Because we have a vault along with our ability to intercept and [mask or tokenize], we can put that information back. So from an inference perspective, your query can be with real data, but that real data never touches the model. The model generates a response thinking you are James Bond, and I am George Clooney. And then we put back just initials, just that last name, first name, whatever. And so, essentially, your inference, your chat application, whatever you're building, behaves as if you were building it on a regular enterprise-grade database.

Rising demand

The demand to apply Skyflow's solution to LLMs has ramped quickly since it was introduced last year, Sharma tells me. The first wave of customers were largely digital-native software vendors, along with some established companies running on public cloud platforms. While the largest enterprise technology vendors have the resources to build many of these capabilities in-house, it's a big undertaking to do from the ground up. Sharma comments:

If you don't already have 15 of those things, then you have to build it from scratch... All the last-generation SaaS companies have to adopt a Salesforce-like trust layer.
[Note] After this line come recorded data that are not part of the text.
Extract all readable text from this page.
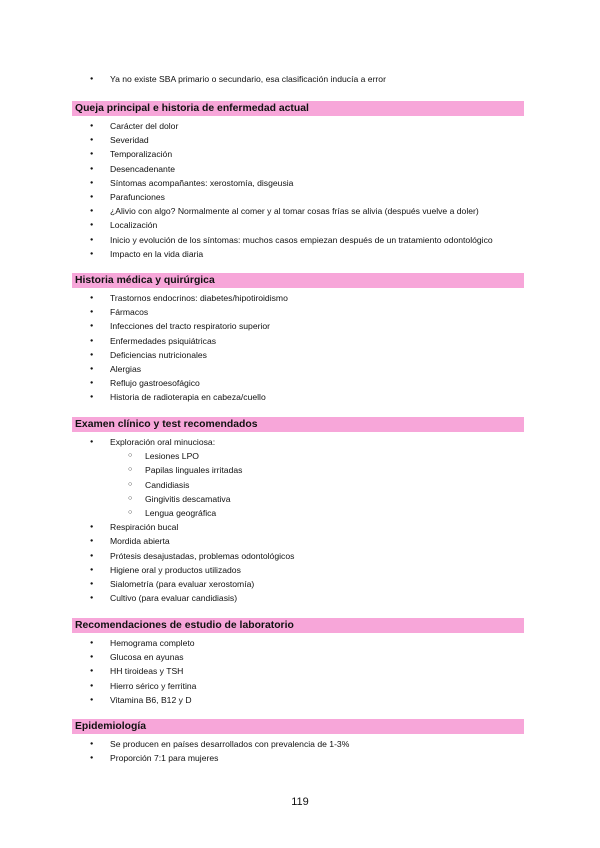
● Ya no existe SBA primario o secundario, esa clasificación inducía a error
Queja principal e historia de enfermedad actual
● Carácter del dolor
● Severidad
● Temporalización
● Desencadenante
● Síntomas acompañantes: xerostomía, disgeusia
● Parafunciones
● ¿Alivio con algo? Normalmente al comer y al tomar cosas frías se alivia (después vuelve a doler)
● Localización
● Inicio y evolución de los síntomas: muchos casos empiezan después de un tratamiento odontológico
● Impacto en la vida diaria
Historia médica y quirúrgica
● Trastornos endocrinos: diabetes/hipotiroidismo
● Fármacos
● Infecciones del tracto respiratorio superior
● Enfermedades psiquiátricas
● Deficiencias nutricionales
● Alergias
● Reflujo gastroesofágico
● Historia de radioterapia en cabeza/cuello
Examen clínico y test recomendados
● Exploración oral minuciosa:
○ Lesiones LPO
○ Papilas linguales irritadas
○ Candidiasis
○ Gingivitis descamativa
○ Lengua geográfica
● Respiración bucal
● Mordida abierta
● Prótesis desajustadas, problemas odontológicos
● Higiene oral y productos utilizados
● Sialometría (para evaluar xerostomía)
● Cultivo (para evaluar candidiasis)
Recomendaciones de estudio de laboratorio
● Hemograma completo
● Glucosa en ayunas
● HH tiroideas y TSH
● Hierro sérico y ferritina
● Vitamina B6, B12 y D
Epidemiología
● Se producen en países desarrollados con prevalencia de 1-3%
● Proporción 7:1 para mujeres
119
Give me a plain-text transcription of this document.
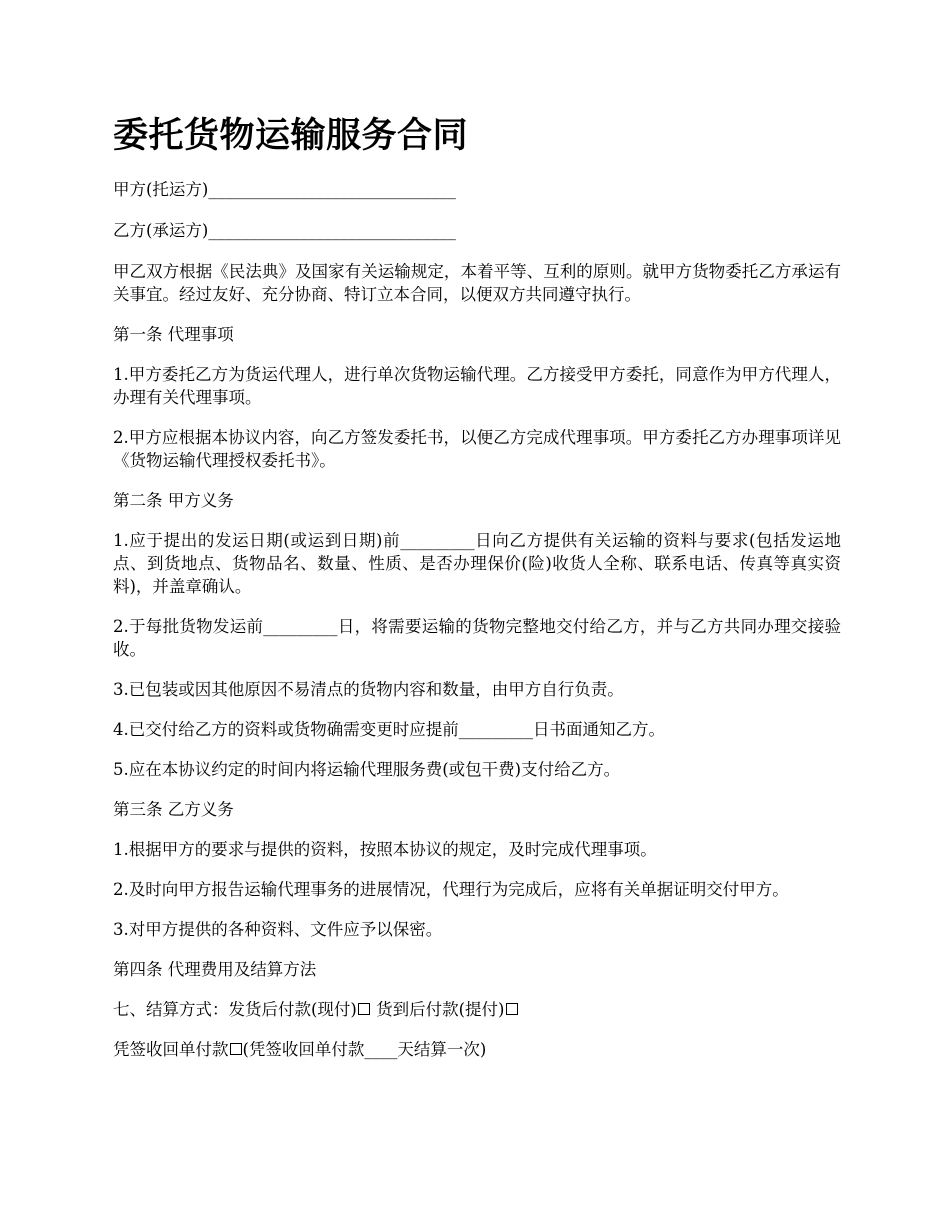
委托货物运输服务合同

甲方(托运方)______________________________

乙方(承运方)______________________________

甲乙双方根据《民法典》及国家有关运输规定，本着平等、互利的原则。就甲方货物委托乙方承运有关事宜。经过友好、充分协商、特订立本合同，以便双方共同遵守执行。

第一条 代理事项

1.甲方委托乙方为货运代理人，进行单次货物运输代理。乙方接受甲方委托，同意作为甲方代理人，办理有关代理事项。

2.甲方应根据本协议内容，向乙方签发委托书，以便乙方完成代理事项。甲方委托乙方办理事项详见《货物运输代理授权委托书》。

第二条 甲方义务

1.应于提出的发运日期(或运到日期)前_________日向乙方提供有关运输的资料与要求(包括发运地点、到货地点、货物品名、数量、性质、是否办理保价(险)收货人全称、联系电话、传真等真实资料)，并盖章确认。

2.于每批货物发运前_________日，将需要运输的货物完整地交付给乙方，并与乙方共同办理交接验收。

3.已包装或因其他原因不易清点的货物内容和数量，由甲方自行负责。

4.已交付给乙方的资料或货物确需变更时应提前_________日书面通知乙方。

5.应在本协议约定的时间内将运输代理服务费(或包干费)支付给乙方。

第三条 乙方义务

1.根据甲方的要求与提供的资料，按照本协议的规定，及时完成代理事项。

2.及时向甲方报告运输代理事务的进展情况，代理行为完成后，应将有关单据证明交付甲方。

3.对甲方提供的各种资料、文件应予以保密。

第四条 代理费用及结算方法

七、结算方式：发货后付款(现付) 货到后付款(提付)

凭签收回单付款 (凭签收回单付款____天结算一次)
We can give it to them in a day.

There's since been a noticeable uptick in enquiries from traditionally tech-laggard industries. Generative AI's ability to work with unstructured data has given these industries an opportunity to automate processes that sit outside of traditional databases and haven't been viable to automate in the past. Sharma says:

There's a crossing-of-the-chasm effect going on. [Some] companies are very forward. They are obviously jumping on this very fast because they are tech forward. But weirdly enough, there are companies that have traditionally [said], 'I'm buried in PDFs, what am I going to do buying more databases?' They are finally able to build interesting things. Healthcare, health insurance, insurance in general. Almost any industry that's customer-service-heavy. Those are the areas where I've seen sudden and increased traction, in terms of market.

Investor interest

This expansion of the opportunity is one of the factors that has caught the interest of investors, he adds. As data sources broaden, first from transactional databases out to cloud data warehouses and now into data lakes that encompass unstructured data too, the challenges of protecting PII become ever more complex. He says:

One of our larger customers that's building a model in the healthcare space, they're processing 100+ million health records, which are in PDFs, and voice files, and images.

When I was talking to investors, I was [saying], 'Look, if there is a billion rows of data in a company that's structured, then there is 10 billion rows of data that's semi-structured, and there's 100 billion words of data that's sitting around in emails and PDFs and images. So it gets to orders of magnitude.

It's also more dangerous, because, in your HR application or CRM application, you know which column has a phone number. But if you're ingesting four million emails to build a model for better customer service, there are phone numbers and account numbers [anywhere].

There's some interesting problems by the way. One of them, I call the Paris Hilton problem. If you see the words Paris and Hilton, do you assume it's Paris Hilton herself? Is it in the Hilton in Paris? The answer is, you have to derive from the context whether something is a name of a person, a city, a hotel. Those problems don't exist in database applications.

Khosla Ventures led the latest the $30 million funding round, with participation from existing investors. Sharma told TechCrunch that Skyflow had positioned the fundraise as an extension to its series B round, which raised $45 million back in 2021, to appeal to "early growth" investors. He tells me that the firm, led by tech industry luminary Vinod Khosla, was on his shortlist from the outset. He says:

Vinod has bet on many companies that have become large public companies, and he's always the guy who's looking out for the next big thing ... I knew him and his style of investing, which is take big, bold bets and build large companies. I was quite sure I wanted to go that route too.